The 120-mile Cu Chi tunnels that we visited today may well be epigrammatic for a history of Viet Nam; the tunnels show the determination of the Vietnamese people to persevere in the face of great odds against invaders. The tunnels, about 40 miles from Saigon, were dug in the hard clay soil beginning during the post-World War II war against the French. Twenty-five years later, the tunnels had been expanded to develop a city underground that at one time accommodated over 10,000 people. Some of the most bitter fighting of the American war was around Cu Chi. That included the dropping of 130 million tons of bombs; tunnel rats who went into the caves, which had three levels—as deep as 27 feet. Some of the bombs contained Agent Orange, which rearranged genes and the environment, denuding areas to this day, and deforming people permanently.
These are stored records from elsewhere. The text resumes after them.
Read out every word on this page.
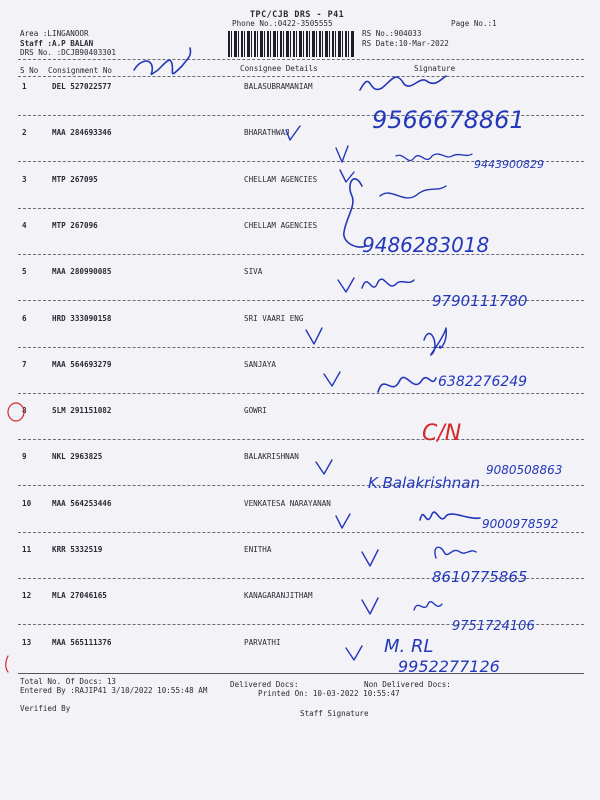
TPC/CJB DRS - P41
Phone No.:0422-3505555
RS No.:904033
Page No.:1
RS Date:10-Mar-2022
Area :LINGANOOR
Staff :A.P BALAN
DRS No. :DCJB90403301
S No Consignment No	Consignee Details	Signature
1	DEL 527022577	BALASUBRAMANIAM
2	MAA 284693346	BHARATHWAJ
3	MTP 267095	CHELLAM AGENCIES
4	MTP 267096	CHELLAM AGENCIES
5	MAA 280990085	SIVA
6	HRD 333090158	SRI VAARI ENG
7	MAA 564693279	SANJAYA
8	SLM 291151082	GOWRI
9	NKL 2963825	BALAKRISHNAN
10	MAA 564253446	VENKATESA NARAYANAN
11	KRR 5332519	ENITHA
12	MLA 27046165	KANAGARANJITHAM
13	MAA 565111376	PARVATHI
Total No. Of Docs: 13	Delivered Docs:	Non Delivered Docs:
Entered By :RAJIP41 3/10/2022 10:55:48 AM	Printed On: 10-03-2022 10:55:47
Verified By
Staff Signature
9566678861
9443900829
9486283018
9790111780
6382276249
C/N
K.Balakrishnan
9080508863
9000978592
8610775865
9751724106
M. RL
9952277126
The guide challenged us to find an opening, as our GIs tried to do—and we had no success; the entrances were camouflaged and small enough for its inhabitants. Maybe 8×10 at most.
The macabre “theme park” included an opportunity to fire machine guns or AK47s. It also included some grim displays of people traps—bamboo stakes and pits with maimers and killers that our guide cautioned me about. He said a lot of older American groups consider it propaganda; as I told our students, if they want to see the American equivalent, The Green Berets is “our” propaganda.
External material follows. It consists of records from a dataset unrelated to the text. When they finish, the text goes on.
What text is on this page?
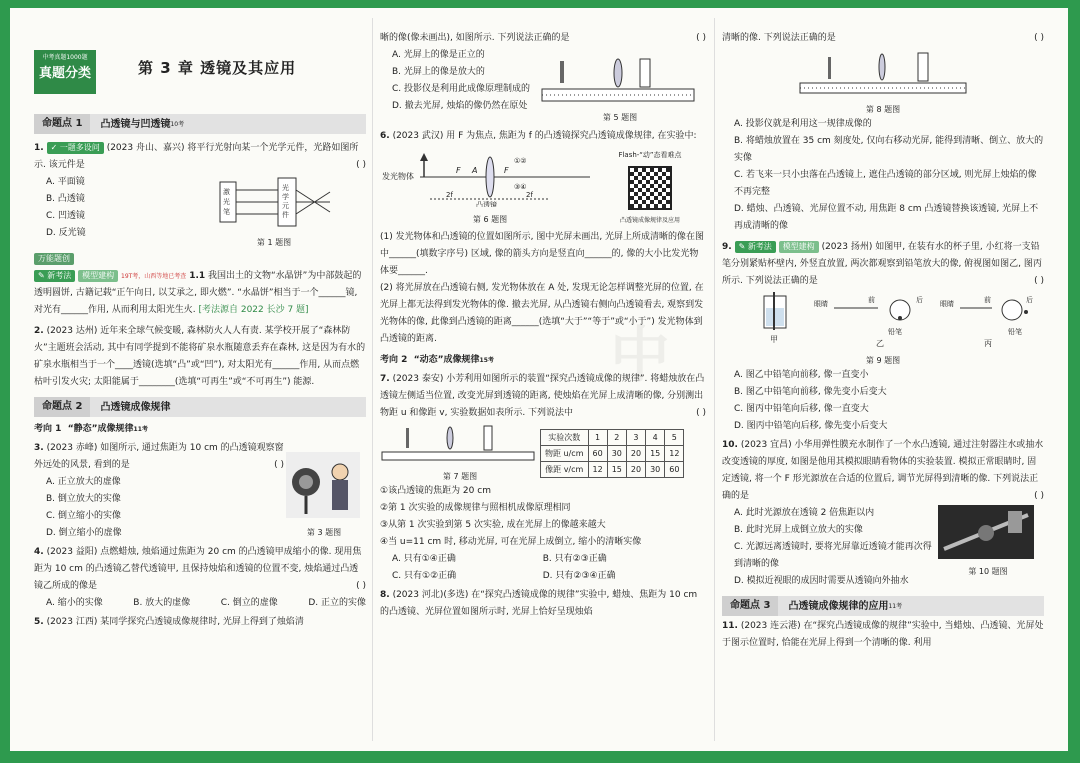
中
中考真题1000题
真题分类	第 3 章 透镜及其应用
命题点 1	凸透镜与凹透镜 10考
1. ✓ 一题多设问 (2023 舟山、嘉兴) 将平行光射向某一个光学元件，光路如图所示. 该元件是	( )
A. 平面镜
B. 凸透镜
C. 凹透镜
D. 反光镜
激
光
笔
光
学
元
件
第 1 题图
万能题创
✎ 新考法 模型建构 19T考，山西等地已考查 1.1 我国出土的文物“水晶饼”为中部鼓起的透明圆饼, 古籍记载“正午向日, 以艾承之, 即火燃”. “水晶饼”相当于一个______镜, 对光有______作用, 从而利用太阳光生火. [考法源自 2022 长沙 7 题]
2. (2023 达州) 近年来全球气候变暖, 森林防火人人有责. 某学校开展了“森林防火”主题班会活动, 其中有同学提到不能将矿泉水瓶随意丢弃在森林, 这是因为有水的矿泉水瓶相当于一个____透镜(选填“凸”或“凹”), 对太阳光有______作用, 从而点燃枯叶引发火灾; 太阳能属于________(选填“可再生”或“不可再生”) 能源.
命题点 2	凸透镜成像规律
考向 1 “静态”成像规律11考
3. (2023 赤峰) 如图所示, 通过焦距为 10 cm 的凸透镜观察窗外远处的风景, 看到的是	( )
A. 正立放大的虚像
B. 倒立放大的实像
C. 倒立缩小的实像
D. 倒立缩小的虚像	第 3 题图
4. (2023 益阳) 点燃蜡烛, 烛焰通过焦距为 20 cm 的凸透镜甲成缩小的像. 现用焦距为 10 cm 的凸透镜乙替代透镜甲, 且保持烛焰和透镜的位置不变, 烛焰通过凸透镜乙所成的像是	( )
A. 缩小的实像	B. 放大的虚像	C. 倒立的虚像	D. 正立的实像
5. (2023 江西) 某同学探究凸透镜成像规律时, 光屏上得到了烛焰清
晰的像(像未画出), 如图所示. 下列说法正确的是	( )
A. 光屏上的像是正立的
B. 光屏上的像是放大的
C. 投影仪是利用此成像原理制成的
D. 撤去光屏, 烛焰的像仍然在原处
第 5 题图
6. (2023 武汉) 用 F 为焦点, 焦距为 f 的凸透镜探究凸透镜成像规律, 在实验中:
发光物体
F A	F
①②
③④
2f	2f
凸透镜
第 6 题图
Flash-“动”态看难点
凸透镜成像规律及应用
(1) 发光物体和凸透镜的位置如图所示, 图中光屏未画出, 光屏上所成清晰的像在图中______(填数字序号) 区域, 像的箭头方向是竖直向______的, 像的大小比发光物体要______.
(2) 将光屏放在凸透镜右侧, 发光物体放在 A 处, 发现无论怎样调整光屏的位置, 在光屏上都无法得到发光物体的像. 撤去光屏, 从凸透镜右侧向凸透镜看去, 观察到发光物体的像, 此像到凸透镜的距离______(选填“大于”“等于”或“小于”) 发光物体到凸透镜的距离.
考向 2 “动态”成像规律15考
7. (2023 泰安) 小芳利用如图所示的装置“探究凸透镜成像的规律”. 将蜡烛放在凸透镜左侧适当位置, 改变光屏到透镜的距离, 使烛焰在光屏上成清晰的像, 分别测出物距 u 和像距 v, 实验数据如表所示. 下列说法中	( )
第 7 题图
实验次数	1	2	3	4	5
物距 u/cm	60	30	20	15	12
像距 v/cm	12	15	20	30	60
①该凸透镜的焦距为 20 cm
②第 1 次实验的成像规律与照相机成像原理相同
③从第 1 次实验到第 5 次实验, 成在光屏上的像越来越大
④当 u=11 cm 时, 移动光屏, 可在光屏上成倒立, 缩小的清晰实像
A. 只有①④正确	B. 只有②③正确
C. 只有①②正确	D. 只有②③④正确
8. (2023 河北)(多选) 在“探究凸透镜成像的规律”实验中, 蜡烛、焦距为 10 cm 的凸透镜、光屏位置如图所示时, 光屏上恰好呈现烛焰
清晰的像. 下列说法正确的是	( )
第 8 题图
A. 投影仪就是利用这一规律成像的
B. 将蜡烛放置在 35 cm 刻度处, 仅向右移动光屏, 能得到清晰、倒立、放大的实像
C. 若飞来一只小虫落在凸透镜上, 遮住凸透镜的部分区域, 则光屏上烛焰的像不再完整
D. 蜡烛、凸透镜、光屏位置不动, 用焦距 8 cm 凸透镜替换该透镜, 光屏上不再成清晰的像
9. ✎ 新考法 模型建构 (2023 扬州) 如图甲, 在装有水的杯子里, 小红将一支铅笔分别紧贴杯壁内, 外竖直放置, 两次都观察到铅笔放大的像, 俯视图如图乙, 图丙所示. 下列说法正确的是	( )
甲
眼睛	前	后
铅笔
乙
眼睛	前	后
铅笔
丙
第 9 题图
A. 图乙中铅笔向前移, 像一直变小
B. 图乙中铅笔向前移, 像先变小后变大
C. 图丙中铅笔向后移, 像一直变大
D. 图丙中铅笔向后移, 像先变小后变大
10. (2023 宜昌) 小华用弹性膜充水制作了一个水凸透镜, 通过注射器注水或抽水改变透镜的厚度, 如图是他用其模拟眼睛看物体的实验装置. 模拟正常眼睛时, 固定透镜, 将一个 F 形光源放在合适的位置后, 调节光屏得到清晰的像. 下列说法正确的是	( )
A. 此时光源放在透镜 2 倍焦距以内
B. 此时光屏上成倒立放大的实像
C. 光源远离透镜时, 要将光屏靠近透镜才能再次得到清晰的像
D. 模拟近视眼的成因时需要从透镜向外抽水
第 10 题图
命题点 3	凸透镜成像规律的应用 11考
11. (2023 连云港) 在“探究凸透镜成像的规律”实验中, 当蜡烛、凸透镜、光屏处于图示位置时, 恰能在光屏上得到一个清晰的像. 利用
In the free time we had before leaving, I walked through the French Cathedral (1886)/Post office (1891) to the History Museum, housed in a lovely old French building, and probably begun under the French. It tells the story of successive waves of invaders beaten back—the “feudal” Chinese (Song, Ming, Qing, and Mao dynasties), the Cham (Indian-based, which left behind marvelous artifacts here and at Danang), and the numerous dynasties that at various times tried to unify the country—and the peasants who at various times said “enough,” and brought down the dynasty. The last emperor Bao Dai died in Paris in the 60s or thereabouts.
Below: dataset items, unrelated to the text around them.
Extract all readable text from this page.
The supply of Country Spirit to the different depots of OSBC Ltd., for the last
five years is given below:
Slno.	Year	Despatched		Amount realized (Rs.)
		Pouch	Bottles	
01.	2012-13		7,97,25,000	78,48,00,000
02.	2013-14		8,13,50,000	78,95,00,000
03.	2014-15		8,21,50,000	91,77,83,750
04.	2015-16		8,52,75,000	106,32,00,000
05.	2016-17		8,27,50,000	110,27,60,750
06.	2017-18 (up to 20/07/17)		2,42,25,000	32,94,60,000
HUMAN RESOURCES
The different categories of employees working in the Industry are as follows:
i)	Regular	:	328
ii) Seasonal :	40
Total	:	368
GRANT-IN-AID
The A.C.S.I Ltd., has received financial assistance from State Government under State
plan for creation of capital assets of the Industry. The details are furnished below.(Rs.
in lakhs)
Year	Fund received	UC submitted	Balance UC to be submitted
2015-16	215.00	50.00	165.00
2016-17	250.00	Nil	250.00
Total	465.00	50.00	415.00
The exhibits reminded me of the indebtedness of Vietnam to Chinese culture (despite the millennium of warfare with the “aggressors,” as the museum described it). I know we’ll see more in Hanoi (Chinese for “in the middle of the river”). Even the language used Chinese characters until a Portuguese priest developed an alphabet. Given the numerous Chinese (especially in Saigon, which has a Chinese section called Cholon), you sometimes find Chinese characters as well. Buddhism came to Vietnam through China, which is why it’s similar to what we’ll find in East Asia. That was of especial interest because today was (at least here) the celebration of the Buddha’s birthday. I asked to stop at one temple to see how it is celebrated (I’ve washed the Buddha in Hong Kong, for example), and our guide noted that this temple had produced some of the monks who, in opposition to the Diem regime during the Vietnam war, had doused themselves in gasoline and immolated themselves (that black and white photo again). Much of the museum collection was from rich people whose idea of luxury was to have goods similar to those of the wealthy Chinese. It’s part of the model that helps define the Chinese cultural sphere (China, Vietnam, Korea, Japan, Malaysia, Taiwan, Thailand, Indonesia and the Chinese diaspora elsewhere.
We’re on our way to Hanoi—via a 33-hour train ride. Jim and I are sharing a compartment with a Vietnamese couple and their oh-so-cute 3-year-old daughter. We’re about to leave, and I’ll probably have time to observe the countryside of this long (over 1,000 miles to Hanoi), but thin country. It is 5 a.m. here, and we’ve just arrived in Hanoi. As I expected, it was a National Geographic trip. Some of it was in black and white, the imagery from the 1960s—the paddy fields, with cone hats on the farmers, water buffalo supplying cow power, the haystacks forming interesting shapes (more interesting than Monet) as the beasts ate away, graves in the middle of fields, even some corn to remind us of the Midwest.
The National Geographic-est (if I may coin a phrase) was probably the stretch from Danang over the mountains to Hue. Danang sits on the Vietnam Sea (that’s what the South China sea is called here); it’s where 50,000 American troops waded ashore in 1965, escalating the “adviser” stage to the war stage of the Vietnam War. The bay is beautiful, and to go up and over, the French built three tunnels and hugged the bay. You had to know what to look for in Hue—and I’d been here in 1995, so I had a pretty good idea. Hue was the capital of the Nguyen Dynasty (the last one, which ended after WWII), with what’s left of a forbidden city (I saw the walls from the train), three open imperial tombs (mimicking the Chinese Imperial tombs), and, when I saw it, the flagpole from the citadel. A huge flagpole, it’s another of the 1960s black and white TV memories—the hoisting of the VC flag over Hue during the Tet Offensive of 1968, which was the watershed in the war—the point at which ending it predominated over winning it.
But of course the highlight of the train ride was the “Hanoi Station,” because we knew what that meant—shower, brief nap, and more sightseeing in the capital of Vietnam.